Bad network performance on new ESX host
At a client site we came upon a problem with Windows 2003 VM’s. They would get low network performance when we moved them to a newly formed ESX cluster consisting of HP 460c G6 blades. In some cases logging on to the server with a remote session took about 20 minutes.
As I mentioned this only occurred when we moved a VM to the new cluster, but also VM’s that where newly installed would get the same problem when running on the new cluster. As we are using Altiris to install and configure new VM’s a colleague decided to install a new VM by going through the steps manually which normally would be done by Altiris and found out that after the activation of a security template the performance dropped significantly.
He also found, that when using a command to reset the IP-stack (netsh int ip reset c:\resetlog.txt) the problem would disappear. At that point we concluded that during the activation of the security template something in the IP-stack had been changed and resulted in low network performance.
When I checked the security template I found several registry keys which were added to the register and all where related to the IP-stack. Now with these keys I started a trial and error process (long live snapshots J ) by removing these keys one by one to see which key or combination of keys was causing us the problem.
With just a few tries I found that the following key was the cause of our problem:
Enablepmtudiscovery = 0
Removing this key or changing the value to “1” allowed Windows to use a MTU (Maximum Transmission Unit) of 1500 bytes. Normally this key would not be present defaulting Windows to use the 1500 MTU size. However the security template used by the client was dating from the time Windows 2000 was the standard. And according to this article from Microsoft it is recommended to set the key to “0” for Windows 2000 which limited the MTU size to 576 bytes.

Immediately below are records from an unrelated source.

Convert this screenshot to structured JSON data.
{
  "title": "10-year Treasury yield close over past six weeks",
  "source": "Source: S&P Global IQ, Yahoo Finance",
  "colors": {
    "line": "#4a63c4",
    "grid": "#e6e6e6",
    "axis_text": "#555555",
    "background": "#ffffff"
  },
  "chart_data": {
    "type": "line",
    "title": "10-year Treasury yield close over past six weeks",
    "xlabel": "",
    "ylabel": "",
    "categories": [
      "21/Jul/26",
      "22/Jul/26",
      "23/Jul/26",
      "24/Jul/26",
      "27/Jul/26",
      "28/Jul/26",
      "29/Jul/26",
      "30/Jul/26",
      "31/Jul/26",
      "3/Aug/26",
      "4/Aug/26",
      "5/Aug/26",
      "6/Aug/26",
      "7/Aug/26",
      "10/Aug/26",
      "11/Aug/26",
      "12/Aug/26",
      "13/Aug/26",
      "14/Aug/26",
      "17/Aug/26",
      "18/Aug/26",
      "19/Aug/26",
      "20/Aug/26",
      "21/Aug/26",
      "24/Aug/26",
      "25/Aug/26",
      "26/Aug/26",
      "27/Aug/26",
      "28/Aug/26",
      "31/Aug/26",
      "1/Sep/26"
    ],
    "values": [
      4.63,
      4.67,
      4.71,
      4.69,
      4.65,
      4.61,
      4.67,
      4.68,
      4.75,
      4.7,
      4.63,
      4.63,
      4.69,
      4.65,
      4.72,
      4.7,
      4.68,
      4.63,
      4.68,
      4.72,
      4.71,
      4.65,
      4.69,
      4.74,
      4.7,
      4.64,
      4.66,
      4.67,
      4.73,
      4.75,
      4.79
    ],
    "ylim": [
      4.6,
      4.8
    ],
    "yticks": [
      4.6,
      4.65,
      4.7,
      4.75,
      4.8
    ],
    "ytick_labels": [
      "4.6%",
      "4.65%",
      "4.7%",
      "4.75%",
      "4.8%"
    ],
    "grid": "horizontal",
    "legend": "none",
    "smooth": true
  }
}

The article describes setting this key to “0” for the following reason:
‘Setting this value to 1 (the default) forces TCP to discover the maximum transmission unit or largest packet size over the path to a remote host. An attacker can force packet fragmentation, which overworks the stack. Specifying 0 forces the MTU of 576 bytes for connections from hosts not on the local subnet.’
Now with Windows 2003 Microsoft has changed their recommendation and according to this article, they are now recommending setting the key to “1”.
So now we know what is giving us the problem, but it still did not explain why this problem did not occur on the “older” ESX hosts (HP BL480c, BL680c and BL45p blades) but does on the new hosts. Since we already logged a support call with VMware to resolve this problem we send them our latest discovery and shortly after that we got a reply (part of the reply is posted below):
‘A bug exists that relates to the same issue – it occurs on HP hardware with Broadcom network cards. It is due to be released as part of P23 – which should be out this month or next month I believe.’
The client decided that they’re prepared to wait for the patch to come out and not change the registry key on all the current VM’s.
Hopefully the patch will be released soon so we can install it and see if it resolves the problem. I will keep you posted.